If you use your smartphone’s GPS to find Earth’s prime meridian – the north-south line marking zero degrees longitude – at Greenwich Observatory, you’ll notice something a bit odd. You won’t be standing on the monument that marks where the prime meridian should be; you’ll actually be standing 102 meters (334 feet) to the east. What’s going on?
This discrepancy between where the prime meridian is marked and where it actually is was noticed in the 1960s when satellites first started to be used to pinpoint locations. The original position was marked using a basin of mercury; the surface of the liquid was thought to be parallel to Earth, with a decent level of accuracy. But with GPS we can be much more accurate, although it has taken until now to explain why there is such a noticeable difference.
Scientists at the University of Virginia have found that it is the oblate shape of Earth that is the cause. GPS takes into account the slight bulge of our planet and its uneven gravity, and thus the lines of longitude are not split evenly across the globe as in astronomical coordinates. Basically, the location of the prime meridian at Greenwich Observatory is wrong. The research is published in the Journal of Geodesy.
“I think it would be a good idea to put a marker at the site of the offset,” lead researcher Ken Seidelmann from the University of Virginia told IFLScience. “It could give a clear explanation for people who do come with a GPS receiver and see it’s not right.
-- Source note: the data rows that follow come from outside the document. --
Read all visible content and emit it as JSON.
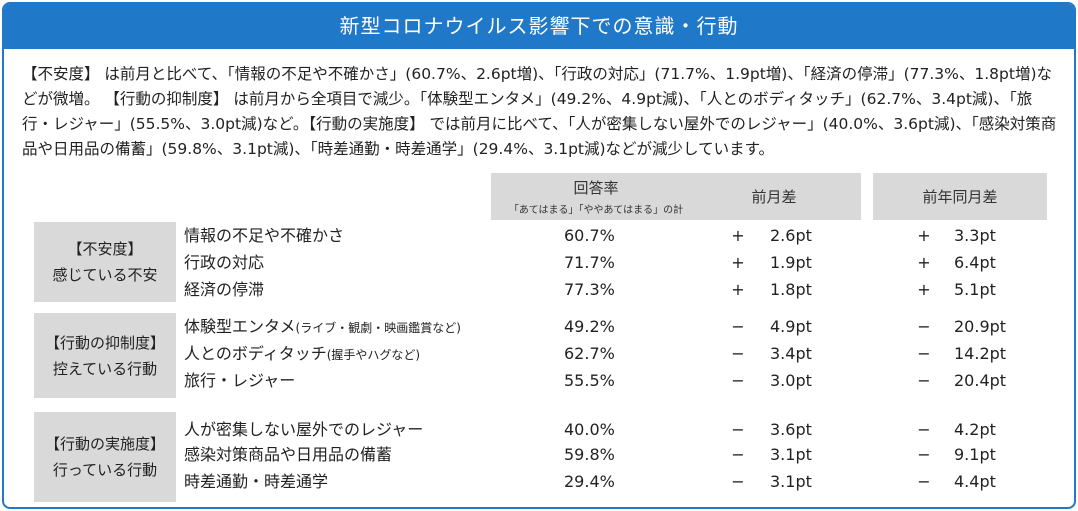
{
  "title": "新型コロナウイルス影響下での意識・行動",
  "summary": "【不安度】 は前月と比べて、「情報の不足や不確かさ」(60.7%、2.6pt増)、「行政の対応」(71.7%、1.9pt増)、「経済の停滞」(77.3%、1.8pt増)などが微増。 【行動の抑制度】 は前月から全項目で減少。「体験型エンタメ」(49.2%、4.9pt減)、「人とのボディタッチ」(62.7%、3.4pt減)、「旅行・レジャー」(55.5%、3.0pt減)など。【行動の実施度】 では前月に比べて、「人が密集しない屋外でのレジャー」(40.0%、3.6pt減)、「感染対策商品や日用品の備蓄」(59.8%、3.1pt減)、「時差通勤・時差通学」(29.4%、3.1pt減)などが減少しています。",
  "columns": {
    "rate": {
      "label": "回答率",
      "sub": "「あてはまる」「ややあてはまる」の計"
    },
    "mom": {
      "label": "前月差"
    },
    "yoy": {
      "label": "前年同月差"
    }
  },
  "groups": [
    {
      "title": "【不安度】",
      "subtitle": "感じている不安",
      "rows": [
        {
          "item": "情報の不足や不確かさ",
          "note": "",
          "rate": "60.7%",
          "mom_sign": "+",
          "mom": "2.6pt",
          "yoy_sign": "+",
          "yoy": "3.3pt"
        },
        {
          "item": "行政の対応",
          "note": "",
          "rate": "71.7%",
          "mom_sign": "+",
          "mom": "1.9pt",
          "yoy_sign": "+",
          "yoy": "6.4pt"
        },
        {
          "item": "経済の停滞",
          "note": "",
          "rate": "77.3%",
          "mom_sign": "+",
          "mom": "1.8pt",
          "yoy_sign": "+",
          "yoy": "5.1pt"
        }
      ]
    },
    {
      "title": "【行動の抑制度】",
      "subtitle": "控えている行動",
      "rows": [
        {
          "item": "体験型エンタメ",
          "note": "(ライブ・観劇・映画鑑賞など)",
          "rate": "49.2%",
          "mom_sign": "−",
          "mom": "4.9pt",
          "yoy_sign": "−",
          "yoy": "20.9pt"
        },
        {
          "item": "人とのボディタッチ",
          "note": "(握手やハグなど)",
          "rate": "62.7%",
          "mom_sign": "−",
          "mom": "3.4pt",
          "yoy_sign": "−",
          "yoy": "14.2pt"
        },
        {
          "item": "旅行・レジャー",
          "note": "",
          "rate": "55.5%",
          "mom_sign": "−",
          "mom": "3.0pt",
          "yoy_sign": "−",
          "yoy": "20.4pt"
        }
      ]
    },
    {
      "title": "【行動の実施度】",
      "subtitle": "行っている行動",
      "rows": [
        {
          "item": "人が密集しない屋外でのレジャー",
          "note": "",
          "rate": "40.0%",
          "mom_sign": "−",
          "mom": "3.6pt",
          "yoy_sign": "−",
          "yoy": "4.2pt"
        },
        {
          "item": "感染対策商品や日用品の備蓄",
          "note": "",
          "rate": "59.8%",
          "mom_sign": "−",
          "mom": "3.1pt",
          "yoy_sign": "−",
          "yoy": "9.1pt"
        },
        {
          "item": "時差通勤・時差通学",
          "note": "",
          "rate": "29.4%",
          "mom_sign": "−",
          "mom": "3.1pt",
          "yoy_sign": "−",
          "yoy": "4.4pt"
        }
      ]
    }
  ]
}
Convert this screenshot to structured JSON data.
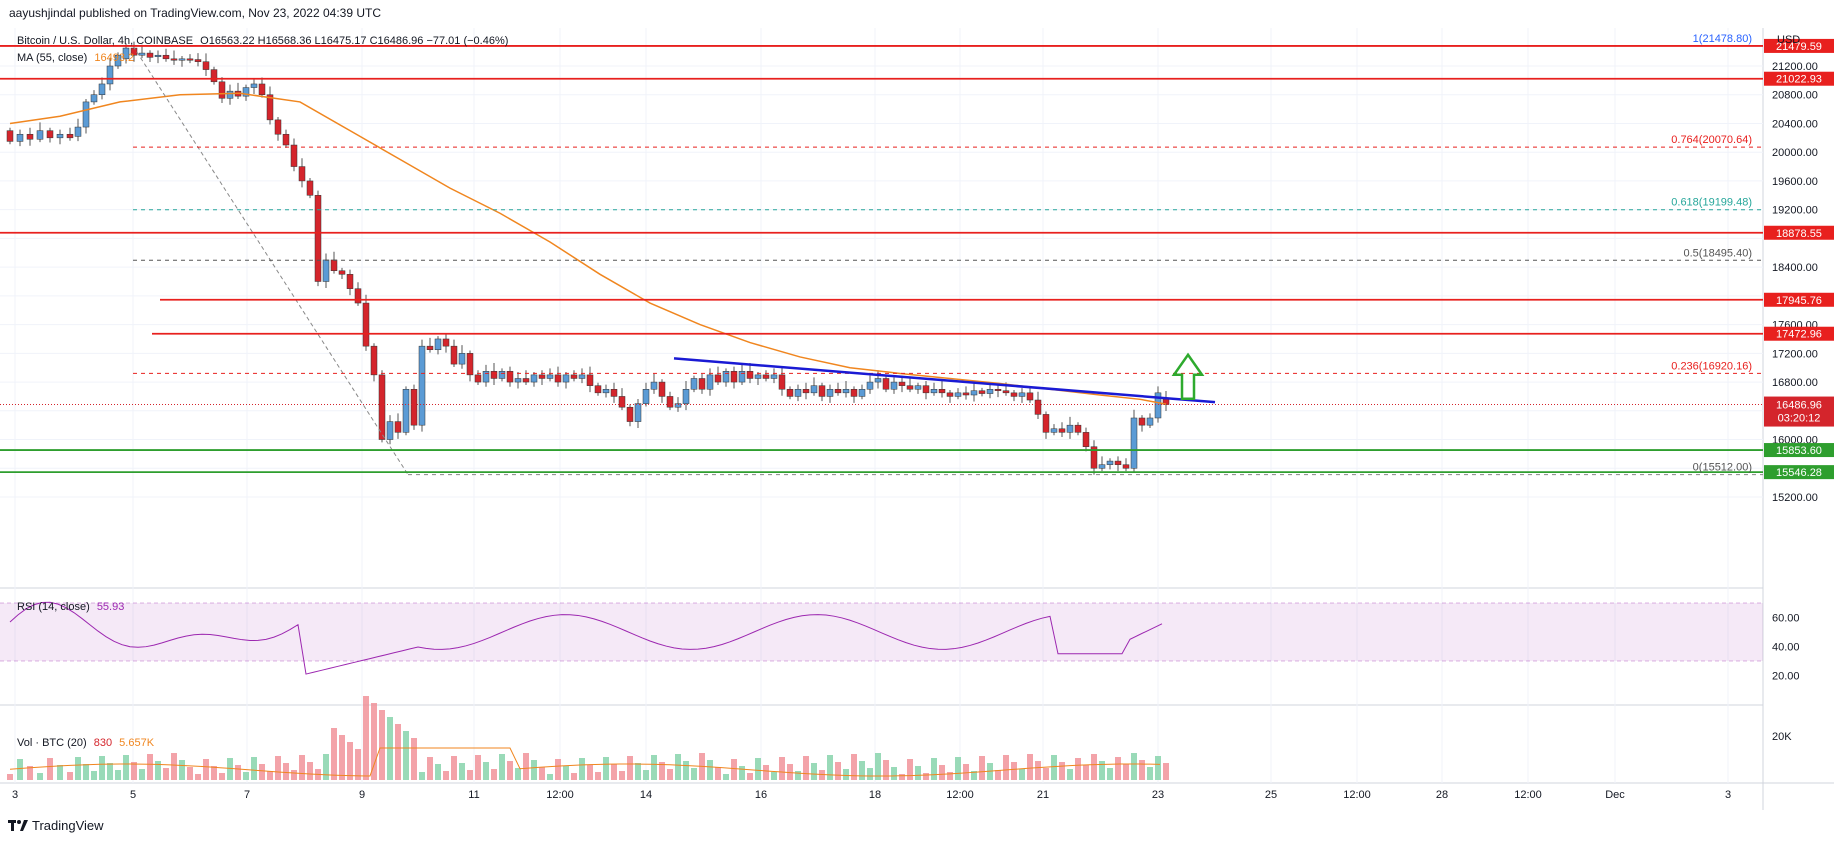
{
  "meta": {
    "publisher": "aayushjindal published on TradingView.com, Nov 23, 2022 04:39 UTC"
  },
  "header": {
    "symbol": "Bitcoin / U.S. Dollar, 4h, COINBASE",
    "ohlc": "O16563.22 H16568.36 L16475.17 C16486.96 −77.01 (−0.46%)",
    "ma_label": "MA (55, close)",
    "ma_value": "16493.2",
    "currency": "USD"
  },
  "rsi": {
    "label": "RSI (14, close)",
    "value": "55.93"
  },
  "volume": {
    "label": "Vol · BTC (20)",
    "v1": "830",
    "v2": "5.657K"
  },
  "price_axis": {
    "ticks": [
      "21200.00",
      "20800.00",
      "20400.00",
      "20000.00",
      "19600.00",
      "19200.00",
      "18400.00",
      "17600.00",
      "17200.00",
      "16800.00",
      "16000.00",
      "15200.00"
    ],
    "rsi_ticks": [
      "60.00",
      "40.00",
      "20.00"
    ],
    "vol_tick": "20K"
  },
  "levels": {
    "r_21479": "21479.59",
    "r_21022": "21022.93",
    "r_18878": "18878.55",
    "r_17945": "17945.76",
    "r_17472": "17472.96",
    "current": "16486.96",
    "countdown": "03:20:12",
    "s_15853": "15853.60",
    "s_15546": "15546.28"
  },
  "fib": {
    "f1": "1(21478.80)",
    "f764": "0.764(20070.64)",
    "f618": "0.618(19199.48)",
    "f5": "0.5(18495.40)",
    "f236": "0.236(16920.16)",
    "f0": "0(15512.00)"
  },
  "time_axis": {
    "labels": [
      "3",
      "5",
      "7",
      "9",
      "11",
      "12:00",
      "14",
      "16",
      "18",
      "12:00",
      "21",
      "23",
      "25",
      "12:00",
      "28",
      "12:00",
      "Dec",
      "3"
    ]
  },
  "brand": {
    "name": "TradingView"
  },
  "colors": {
    "up": "#5b9bd5",
    "down": "#d4252c",
    "ma": "#f0861f",
    "resistance": "#e8201e",
    "support": "#2e9e2e",
    "trend": "#1a1ad4",
    "arrow": "#2eaa2e",
    "rsi": "#9c27b0",
    "fib_green": "#26a69a"
  }
}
It would show where GPS zero is. It’s another tourist attraction.”
It should be noted that the prime meridian at Greenwich Observatory isn’t really used for much, other than tourism. “Observations are not going to be made at the prime meridian site,” said Seidelmann. Nonetheless, according to Dr Marek Kukula, the Royal Observatory's public astronomer, talking to The Indepedent, staff are frequently asked about this anomaly. IFLScience has asked if the observatory plans to install a marker.
It’s not just Greenwich that is wrong, though. The scientists found that other markers for lines of longitude around the world were also incorrect. And the second major finding of the paper was that these other offsets are not the same, but actually vary from place to place, which adhered to the team’s gravity model and confirmed their theory. The biggest offset was in South America, specifically Chile, where astronomical instruments are high in the mountains.
While there aren’t many scientific implications from the research, it’s certainly still pretty interesting. And it puts to bed an intriguing, if not essential, puzzle.